This is art imitating life
Está alcanzando la categoría de mítica la discusión que mantengo con SuperAurreskuMan acerca de si la gastronomía es arte. No hará falta decir que yo mantengo la postura afirmativa, mientras S.A.M. defiende el “no”.
Hoy, como “lunes gastronómico”, haré referencia un hallazgo de un aliado, en el New York Times, de gran peso para mi causa: se trata de Mark Bittman, experto gastronómico del NYT, que en uno de sus habituales e imprescindibles reportajes (busquen “minimalist”, que es su apodo, en el apartado de vídeos de NYTimes.com) nos habla de su visita a El Bulli, el restaurante de Ferrán Adriá.
Con la inestimable ayuda del media-chef e improvisado traductor José Andrés, Adriá cuenta a Bittman cómo prepara las “aceitunas esféricas” que propone como aperitivo (!) en su restaurante.
Para ver el video en cuestión, simplemente hagan click en la imagen a continuación:
Como pueden escuchar al final del video, Mark Bittman suspira “An olive made out of an olive; this is art imitating life” (= una aceituna hecha a partir de una aceituna; esto es el arte, imitando la vida).
Un testimonio más a favor de esa tesis, que la gastronomía es arte. Y una prueba más de la genialidad del chef catalán.




Magnífica demostración de pericia científica de Ferrán Adriá. Ahora espero ver las olivas cuadradas… o triangulares…

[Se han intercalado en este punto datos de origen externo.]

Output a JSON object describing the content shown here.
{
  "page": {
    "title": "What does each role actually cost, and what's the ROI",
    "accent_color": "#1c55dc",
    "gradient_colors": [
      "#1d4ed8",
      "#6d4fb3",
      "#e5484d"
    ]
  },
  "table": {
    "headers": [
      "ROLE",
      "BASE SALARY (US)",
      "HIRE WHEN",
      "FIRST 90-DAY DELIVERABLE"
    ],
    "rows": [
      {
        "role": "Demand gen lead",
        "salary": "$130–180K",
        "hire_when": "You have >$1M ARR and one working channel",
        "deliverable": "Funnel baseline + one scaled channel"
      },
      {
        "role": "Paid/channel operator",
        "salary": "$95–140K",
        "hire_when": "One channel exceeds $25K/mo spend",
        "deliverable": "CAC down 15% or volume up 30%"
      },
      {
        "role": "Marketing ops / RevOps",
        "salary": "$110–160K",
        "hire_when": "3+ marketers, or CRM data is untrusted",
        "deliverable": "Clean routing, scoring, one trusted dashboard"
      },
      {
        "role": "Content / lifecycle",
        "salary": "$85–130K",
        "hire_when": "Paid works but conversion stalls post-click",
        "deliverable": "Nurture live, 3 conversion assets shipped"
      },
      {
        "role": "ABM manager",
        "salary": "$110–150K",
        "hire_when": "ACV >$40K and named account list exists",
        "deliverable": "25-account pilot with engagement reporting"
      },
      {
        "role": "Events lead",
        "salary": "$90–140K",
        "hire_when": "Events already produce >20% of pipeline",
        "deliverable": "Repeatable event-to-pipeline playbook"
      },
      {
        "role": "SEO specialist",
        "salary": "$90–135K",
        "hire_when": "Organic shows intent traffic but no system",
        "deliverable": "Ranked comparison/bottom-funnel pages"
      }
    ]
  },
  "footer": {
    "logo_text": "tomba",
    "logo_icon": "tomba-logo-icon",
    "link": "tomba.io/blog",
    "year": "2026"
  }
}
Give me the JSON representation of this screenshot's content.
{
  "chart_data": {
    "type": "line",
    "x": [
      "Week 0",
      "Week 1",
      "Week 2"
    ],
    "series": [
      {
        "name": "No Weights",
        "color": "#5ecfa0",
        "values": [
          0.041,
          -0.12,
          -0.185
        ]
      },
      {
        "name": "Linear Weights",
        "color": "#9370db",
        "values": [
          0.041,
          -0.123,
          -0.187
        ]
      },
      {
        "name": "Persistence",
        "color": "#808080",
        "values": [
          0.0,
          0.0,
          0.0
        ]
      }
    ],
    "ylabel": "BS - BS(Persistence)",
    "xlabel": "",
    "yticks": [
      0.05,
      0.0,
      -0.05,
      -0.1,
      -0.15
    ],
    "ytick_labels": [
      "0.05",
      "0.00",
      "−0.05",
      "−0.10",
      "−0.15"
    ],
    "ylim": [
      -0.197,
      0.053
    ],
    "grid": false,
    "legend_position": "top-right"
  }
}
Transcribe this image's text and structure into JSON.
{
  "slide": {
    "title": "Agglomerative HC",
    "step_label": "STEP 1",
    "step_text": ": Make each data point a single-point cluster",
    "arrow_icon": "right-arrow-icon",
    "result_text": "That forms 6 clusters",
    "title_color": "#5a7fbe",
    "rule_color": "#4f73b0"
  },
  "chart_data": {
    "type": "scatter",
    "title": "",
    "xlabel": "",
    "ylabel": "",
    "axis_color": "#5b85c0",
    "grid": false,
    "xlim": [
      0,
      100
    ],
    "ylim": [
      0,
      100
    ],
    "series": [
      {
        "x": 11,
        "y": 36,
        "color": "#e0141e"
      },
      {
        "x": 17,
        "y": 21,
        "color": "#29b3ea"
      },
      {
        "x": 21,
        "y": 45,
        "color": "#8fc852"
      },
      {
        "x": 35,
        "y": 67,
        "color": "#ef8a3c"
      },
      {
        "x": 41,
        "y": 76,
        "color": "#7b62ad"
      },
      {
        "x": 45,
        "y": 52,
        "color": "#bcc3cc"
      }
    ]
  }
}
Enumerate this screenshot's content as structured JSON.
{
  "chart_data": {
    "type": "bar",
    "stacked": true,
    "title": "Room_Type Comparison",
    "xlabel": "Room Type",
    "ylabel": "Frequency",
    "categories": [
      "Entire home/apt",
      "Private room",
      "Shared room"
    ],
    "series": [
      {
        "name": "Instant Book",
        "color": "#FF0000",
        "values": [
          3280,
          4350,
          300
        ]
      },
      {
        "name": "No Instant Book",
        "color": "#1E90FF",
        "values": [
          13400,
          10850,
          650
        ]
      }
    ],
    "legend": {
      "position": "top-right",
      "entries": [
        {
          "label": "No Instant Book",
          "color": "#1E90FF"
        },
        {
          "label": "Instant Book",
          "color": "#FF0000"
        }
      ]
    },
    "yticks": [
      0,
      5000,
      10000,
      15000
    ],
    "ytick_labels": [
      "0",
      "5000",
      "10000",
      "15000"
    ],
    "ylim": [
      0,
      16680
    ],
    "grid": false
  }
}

Yo sigo en mis trece, y mis argumentos ya los conoces bien.
Por cierto, como chupa cámara el José Andrés.
Dice la Real Academia de la Lengua que la gastronomía es el arte de preparar una buena comida. Pero donde dice arte creo que se refiere a habilidad, o algo así, porque la gastronomía no es arte, al menos en mi opinión (¿qué se puede esperar de un fan de las chuletas?). No hay nada intelectual ni espiritual en rebañar la salsa del estofado. Cuando mi madre cocina huevos fritos no busca reflejar su estado de ánimo en la yema ni provocar en mi ningún tipo de inquietud cultural. Al menos es mi impresión.
La gastronomía (hablo de la que conozco) sí está relacionada con la cultura y con el folklore (¡¡¡indígenas rodeados de chuletones!!!), pero es más medio que fin, es una excusa para que la gente se reuna y se exprese. Y a lo más que se aspira cuando uno cocina es a que le feliciten por lo rica que estaba la comida.
Dicho esto quiero decir que me ha encantado lo de las aceitunas. ¡Me encantaría probarlas!. Estas aceitunas sí me parecen arte. Porque aunque la gastronomía no sea arte, sí se puede hacer arte con la gastronomía. Muchas aceitunas unidas para hacer una sola… ¿Será más rica que una normal? ¿Concentrará el alma de las aceitunas que la componen o se ha perdido alma en el camino? ¿Tienen alma las aceitunas? ¿Cree el cocinero en la reencarnación? Todo arte…
¡José Andrés no sé si tiene alma pero es un pesado! ¿Puede la tierra tragarse a alguien que sale en un vídeo?
This is art imitating life. Aprovecho para recomendar una película. Imitation of life. De Douglas Sirk. 1959. Un drama. Tampoco tiene nada especial la verdad. Pero he llorado las dos veces que la he visto (sólo se llora al final) y eso me encanta. Supongo que Mahalia Jackson ayuda.
Magno Mr. T-bone,
Antes de empezar aclaro que no me gusta iniciar discusiones en los comentarios de mi blog, si no es mediante el propio post, naturalmente. Sin embargo hoy voy a hacer una excepción para apostillar brevemente una corrección que veo necesaria a su punto de vista.
Dice usted que la gastronomía no es arte cuando su madre cocina huevos (por ejemplo). Pero luego añade que sí “se puede hacer arte con la gastronomía”, aduciendo al vídeo que he incluido en este post. Permítame que haga una comparación: por esa misma regla de tres la pintura tampoco sería arte si la ejerce mi madre (que, por si no lo sabe, pinta casi tan mal como yo… es decir, de pena). Pero “se puede hacer arte con la pintura” si el que pinta es un artista, verbigracia Monet. De la misma forma podría decir que los ruidos que son capaces de extraer de cualquier objeto imaginable los mellizos de mi prima (que tienen 2 años y pico) no es arte, pero Mozart “podría hacer arte con sonidos” (a lo que llamaríamos “música”, dicho sea de paso).
Se dará cuenta ahora de que si no presuponemos que quien ejecuta una disciplina es un artista, ninguna disciplina se podría considerar arte per se. Como no creo que ninguno de mis lectores tuviera la desfachatez de afirmar que el arte no existe, estoy dando por hecho que la afirmación “la gastronomía es arte” implica “cuando la ejecuta un artista” como condicio sine qua non.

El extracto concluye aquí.